46. The Board shall lay down the rules to be observed where disputes between Members or between Members and non Members are to be determined by arbitration in accordance with the rules of the Association. The Board shall provide in such rules for the appointment of Boards of Appeal for the purpose of hearing appeals from the decision of arbitrators in such arbitrations and for the rules to be observed in relation to such appeals. The Board may from time to time vary, alter, repeal and replace such rules.

Notices

47. A notice may be given by the Association to any Member either personally or by sending it by post or electronically to him to the address within the United Kingdom supplied by him to the Association for the giving of notices to him, and notice of every General Meeting shall be given in such manner to every Member except those members who have not supplied to the Association an address within the United Kingdom for the giving of notices to them. No other person shall be entitled to receive notices of General Meetings.

48. Any notice sent by first-class post shall be deemed to have been served on the second day following that on which the envelope or wrapper containing the same is posted, and in proving such service it shall be sufficient to prove that the envelope or wrapper containing the notice was properly addressed and posted.

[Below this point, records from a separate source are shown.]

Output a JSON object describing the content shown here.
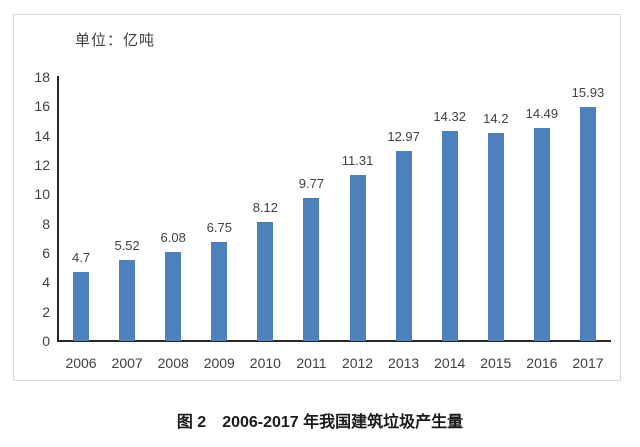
{
  "caption": "图 2　2006-2017 年我国建筑垃圾产生量",
  "chart_data": {
    "type": "bar",
    "title": "",
    "unit_label": "单位：亿吨",
    "categories": [
      "2006",
      "2007",
      "2008",
      "2009",
      "2010",
      "2011",
      "2012",
      "2013",
      "2014",
      "2015",
      "2016",
      "2017"
    ],
    "values": [
      4.7,
      5.52,
      6.08,
      6.75,
      8.12,
      9.77,
      11.31,
      12.97,
      14.32,
      14.2,
      14.49,
      15.93
    ],
    "value_labels": [
      "4.7",
      "5.52",
      "6.08",
      "6.75",
      "8.12",
      "9.77",
      "11.31",
      "12.97",
      "14.32",
      "14.2",
      "14.49",
      "15.93"
    ],
    "xlabel": "",
    "ylabel": "",
    "ylim": [
      0,
      18
    ],
    "ytick_step": 2,
    "grid": false,
    "legend": false,
    "bar_color": "#4e80bc",
    "axis_color": "#262626",
    "tick_label_color": "#404040"
  }
}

A certificate in writing signed by the Secretary or other office of Association that the envelope or wrapper containing the notice was so addressed and posted, shall be sufficient evidence thereof.

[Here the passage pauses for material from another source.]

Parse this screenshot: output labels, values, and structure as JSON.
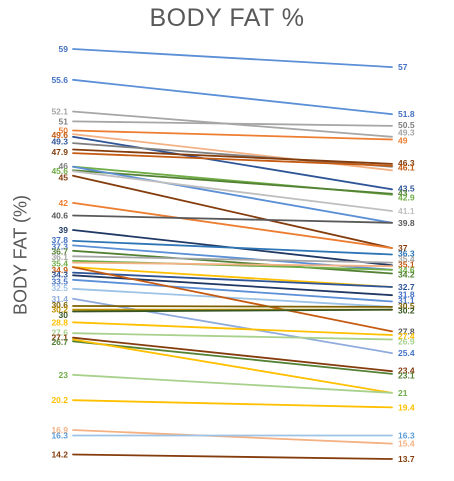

49. Any notice sent by telex, facsimile or electronic transmission shall be deemed to have been served on the date of transmission provided that a confirming copy thereof is sent by First Class pre-paid post to such Member at his registered place of address within 24 hours after transmission.

Application of Income

50. The income and property of the Association whencesoever derived shall be applied solely towards the promotion of the objects of the Association as set forth in its Memorandum of Association, and no portion thereof shall be paid or transferred directly or indirectly by way of dividend, bonus or otherwise howsoever by way of profit to the members of the Association.

Dissolution

51. If, upon the winding up or dissolution of the Association, there remains after the satisfaction of all its debts and liabilities any property whatsoever, the same shall not be paid to or distributed among the Members of the Association, but shall be given or transferred to some other institution or institutions having objects similar to the objects of the Association, but which shall prohibit the distribution of its or their income and property amongst its or their Members to an extent at least as great as is imposed on the Association under or by virtue of the foregoing Article, such institution or institutions to be determined by the Members of the Association at or before the time of dissolution and if and so far as effect cannot be given to the aforesaid provision, then to some charitable object.